Il fatto saliente, storico in senso letterale, dell’esistenza di Lidia Poët è la sua battaglia per l’accesso delle donne alla professione legale, nel contesto più ampio dei prodromi alle conquiste di parità di genere culminate nel Novecento (battaglie da condurre e consolidare ancora oggi). Di questo daremo cronaca a breve, cercando di rendere accessibile alla lettura quello che fu in sostanza uno scontro nell’applicazione e stesura delle leggi, quando non un confronto di arte oratoria tout court.

Scontrarsi con il rettore

Ci si consentano prima, a completamento del ritratto di figura illustre e in quanto tale quasi mitica, alcuni brevi aneddoti.

Da studentessa, ebbe risonanza il suo “scontro ravvicinato” con Cesare Lombroso, all’epoca rettore. A quest’ultimo chiese l’esonero dall’obbligo di frequenza al corso di medicina legale. Motivazione, gli eccessi di entusiasmo dei compagni di corso maschi per la sua sola presenza in aula. Lombroso, però, fu tranchant:

Quando si è incominciato, bisogna andar fino in fondo, signorina. Io non la esonero affatto! 
Cesare Lombroso
Cesare Lombroso

Anni dopo, nominata Officier d’Académie dal Governo Francese, a Parigi entrò invece in contatto con Guy De Maupassant e Victor Hugo. Un’informale dialogo con quest’ultimo, relativo a un dente caduto e al desiderio della signorina Poët di farlo sostituire, suscitò l’ironica indignazione dello scrittore francese:

Non lo faccia. Sarebbe la prima volta che Lidia Poët ha in sé qualcosa di falso.

Una battaglia storica

Lidia Poët si laurea in legge nel 1881. Il 25 luglio chiede l’iscrizione al registro dei praticanti, completando questa parte di percorso in un biennio allo studio Bertea. Un periodo di nuove conoscenze in cui entra in contatto, tra gli altri, con lo scrittore Edmondo De Amicis. Sfiora in seguito l’eccellenza la sua votazione conseguita, nel maggio 1883, agli esami per diventare procuratore legale. Di conseguenza, immaginiamo lo stato d’animo, nel momento in cui richiedeva l’iscrizione all’Albo degli avvocati e dei procuratori: trepidazione, certo, ma anche una placida consapevolezza delle proprie capacità.

Edmondo De Amicis
Edmondo De Amicis

Il primo ostacolo è dietro l’angolo, ma non così vicino come ci si aspetterebbe.
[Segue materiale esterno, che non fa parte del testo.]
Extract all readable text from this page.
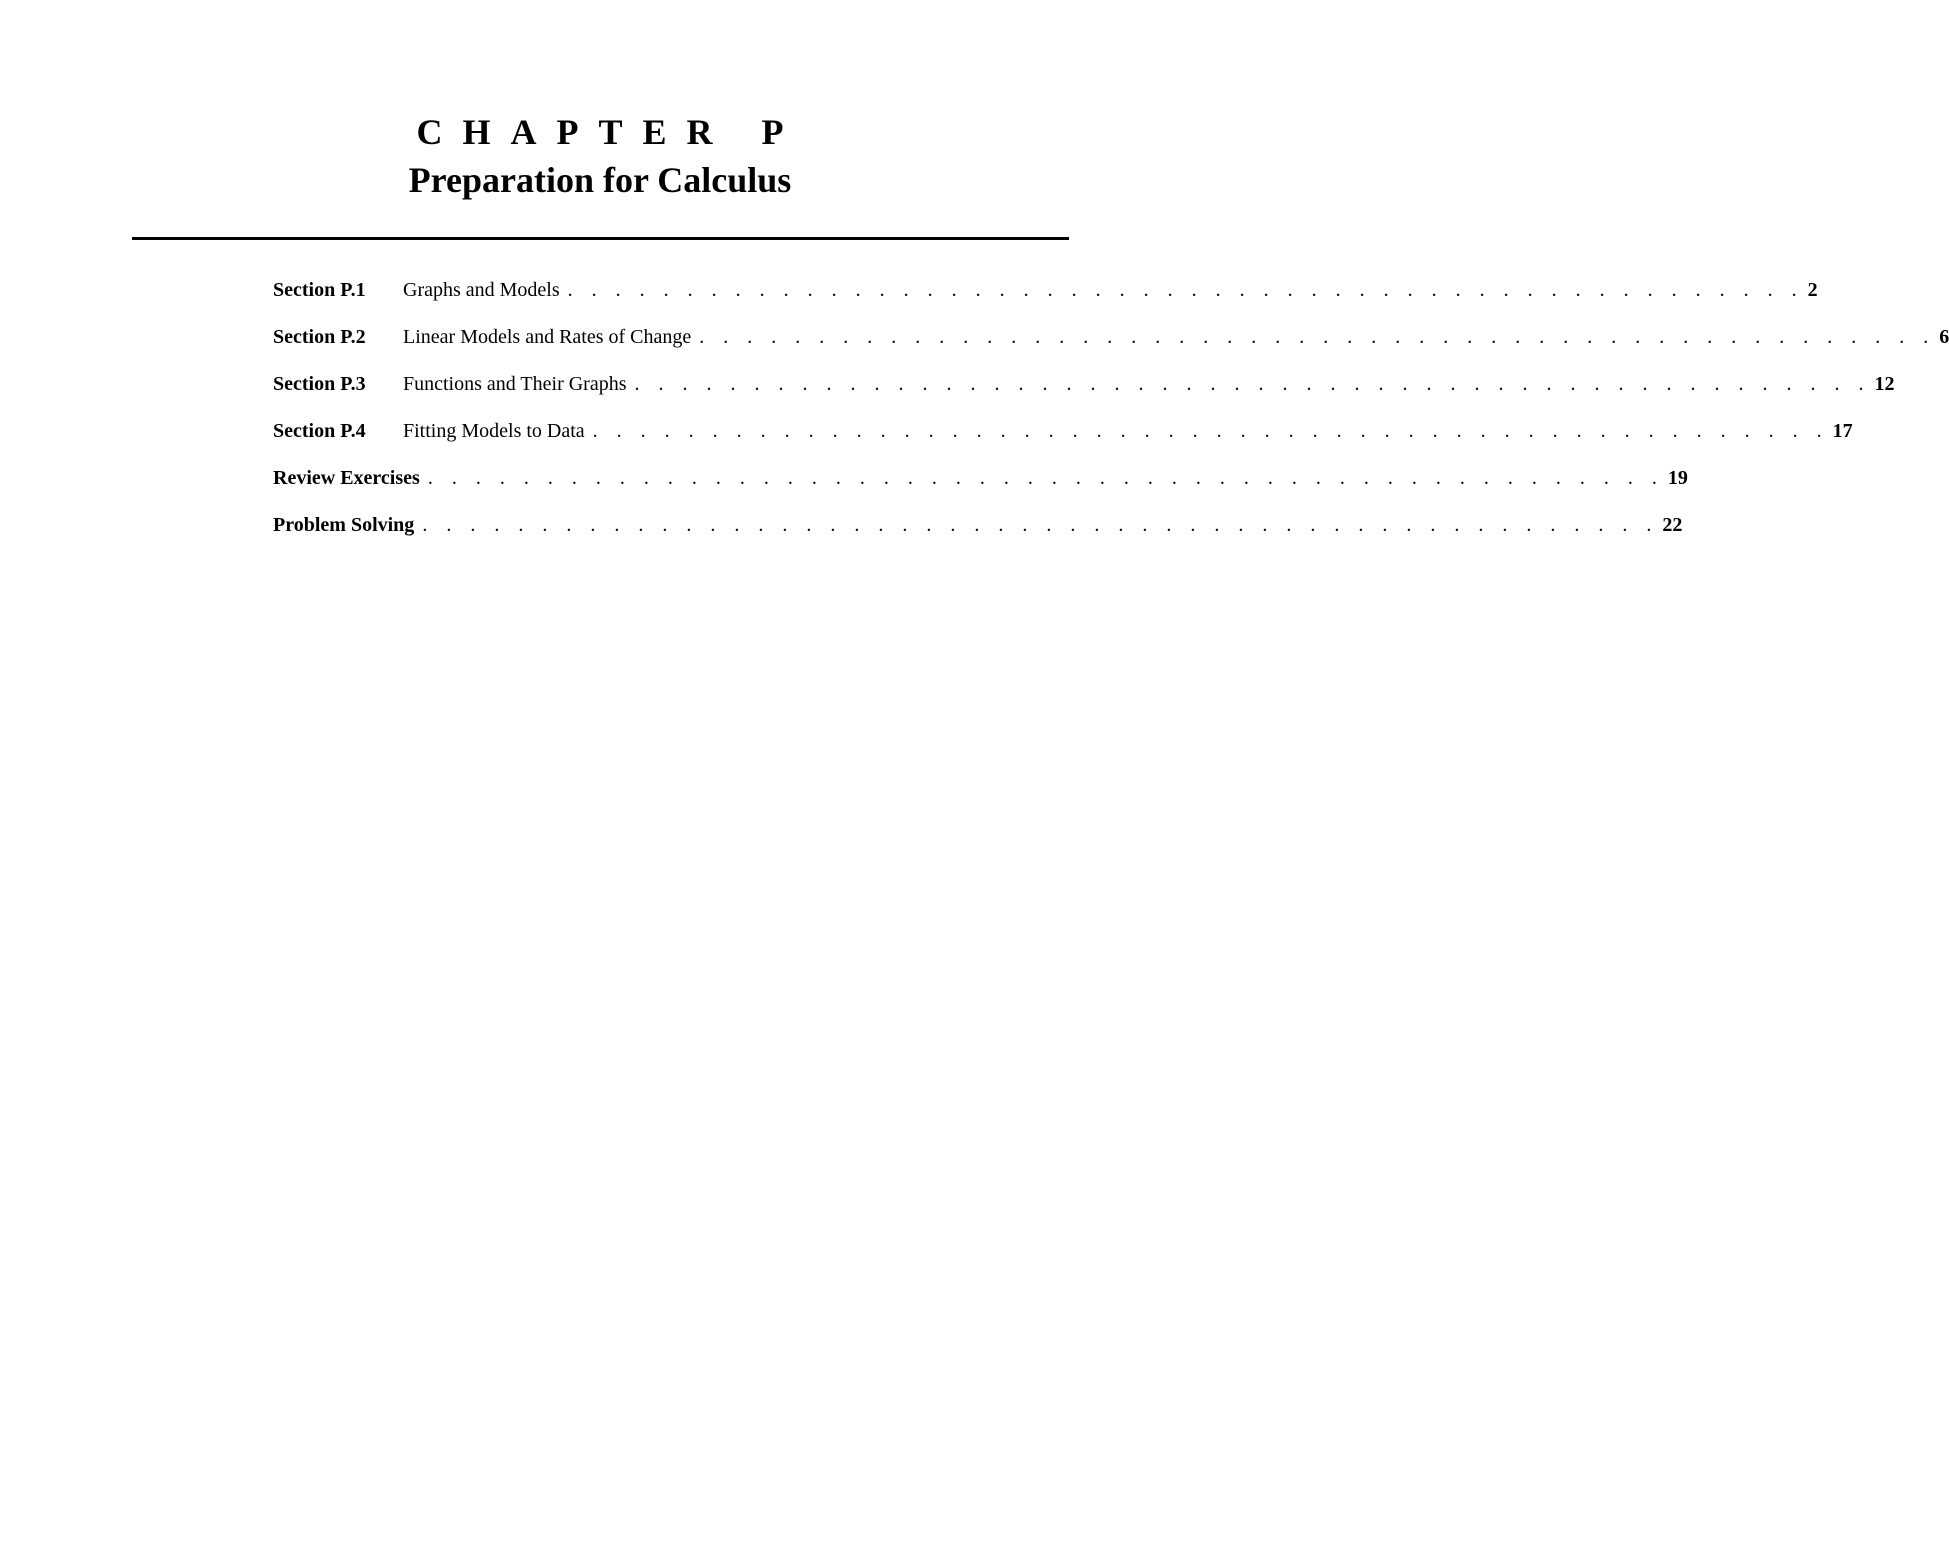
CHAPTER P
Preparation for Calculus
Section P.1	Graphs and Models . . . . . . . . . . . . . . . . . . . . . . . . . . . . . . . . . . . . . . . . . . . . . . . . . . . . 2
Section P.2	Linear Models and Rates of Change . . . . . . . . . . . . . . . . . . . . . . . . . . . . . . . . . . . . . . . . . . . . . . . . . . . . 6
Section P.3	Functions and Their Graphs . . . . . . . . . . . . . . . . . . . . . . . . . . . . . . . . . . . . . . . . . . . . . . . . . . . . 12
Section P.4	Fitting Models to Data . . . . . . . . . . . . . . . . . . . . . . . . . . . . . . . . . . . . . . . . . . . . . . . . . . . . 17
Review Exercises . . . . . . . . . . . . . . . . . . . . . . . . . . . . . . . . . . . . . . . . . . . . . . . . . . . . 19
Problem Solving . . . . . . . . . . . . . . . . . . . . . . . . . . . . . . . . . . . . . . . . . . . . . . . . . . . . 22
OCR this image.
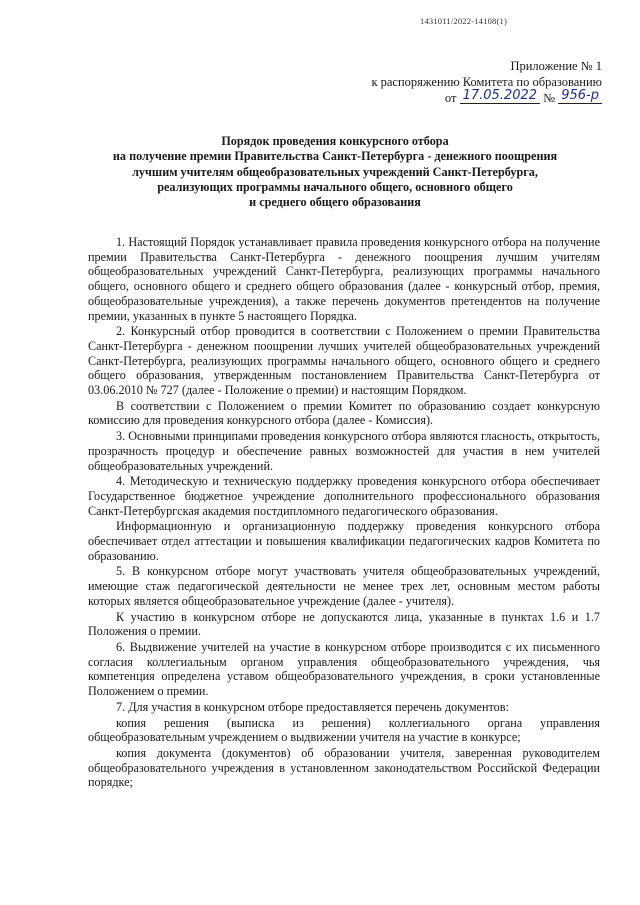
1431011/2022-14108(1)
Приложение № 1
к распоряжению Комитета по образованию
от 17.05.2022 № 956-р
Порядок проведения конкурсного отбора
на получение премии Правительства Санкт-Петербурга - денежного поощрения
лучшим учителям общеобразовательных учреждений Санкт-Петербурга,
реализующих программы начального общего, основного общего
и среднего общего образования

1. Настоящий Порядок устанавливает правила проведения конкурсного отбора на получение премии Правительства Санкт-Петербурга - денежного поощрения лучшим учителям общеобразовательных учреждений Санкт-Петербурга, реализующих программы начального общего, основного общего и среднего общего образования (далее - конкурсный отбор, премия, общеобразовательные учреждения), а также перечень документов претендентов на получение премии, указанных в пункте 5 настоящего Порядка.

2. Конкурсный отбор проводится в соответствии с Положением о премии Правительства Санкт-Петербурга - денежном поощрении лучших учителей общеобразовательных учреждений Санкт-Петербурга, реализующих программы начального общего, основного общего и среднего общего образования, утвержденным постановлением Правительства Санкт-Петербурга от 03.06.2010 № 727 (далее - Положение о премии) и настоящим Порядком.

В соответствии с Положением о премии Комитет по образованию создает конкурсную комиссию для проведения конкурсного отбора (далее - Комиссия).

3. Основными принципами проведения конкурсного отбора являются гласность, открытость, прозрачность процедур и обеспечение равных возможностей для участия в нем учителей общеобразовательных учреждений.

4. Методическую и техническую поддержку проведения конкурсного отбора обеспечивает Государственное бюджетное учреждение дополнительного профессионального образования Санкт-Петербургская академия постдипломного педагогического образования.

Информационную и организационную поддержку проведения конкурсного отбора обеспечивает отдел аттестации и повышения квалификации педагогических кадров Комитета по образованию.

5. В конкурсном отборе могут участвовать учителя общеобразовательных учреждений, имеющие стаж педагогической деятельности не менее трех лет, основным местом работы которых является общеобразовательное учреждение (далее - учителя).

К участию в конкурсном отборе не допускаются лица, указанные в пунктах 1.6 и 1.7 Положения о премии.

6. Выдвижение учителей на участие в конкурсном отборе производится с их письменного согласия коллегиальным органом управления общеобразовательного учреждения, чья компетенция определена уставом общеобразовательного учреждения, в сроки установленные Положением о премии.

7. Для участия в конкурсном отборе предоставляется перечень документов:

копия решения (выписка из решения) коллегиального органа управления общеобразовательным учреждением о выдвижении учителя на участие в конкурсе;

копия документа (документов) об образовании учителя, заверенная руководителем общеобразовательного учреждения в установленном законодательством Российской Федерации порядке;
Trattandosi di atti pubblici, di particolare rilevanza, abbiamo il verbale della seduta del Consiglio dell’Ordine di Torino, riunitosi per deliberare in merito alla domanda di Lidia Poët. A maggioranza, l’assemblea presieduta da Saverio Vegrezzi accetta l’iscrizione, in quanto la candidata è munita di tutti i requisiti stabiliti nella legge di costituzione dell’ordine stesso, datata 1874.

Nel testo mancava ogni riferimento al genere di chi si candidava. Inoltre, pur essendoci ancora norme restrittive, vedasi autorizzazioni del marito nel caso di donne coniugate, Lidia era nubile.

Attesoché risulta della laurea in giurisprudenza conseguita dalla signorina Lidia Poët fu Giovanni Pietro, nata a Traverse-Perrero residente a Pinerolo, in questa nostra Università lì giugno 1881, della pratica forense oltre il biennio, e dell’esito favorevole dell’esame teorico-pratico sostenuto nei giorni 14 e 16 maggio 1883. Visto il certificato di penalità negativo, ammette l’iscrizione nell’Albo degli avvocati di questo Collegio della signorina Lidia Poët predetta con l’anzianità dal giorno d’oggi, nonché la medesima si uniformi al disposto degli art. 3 e 4 del Regolamento del 26 luglio 1874 n. 2012. 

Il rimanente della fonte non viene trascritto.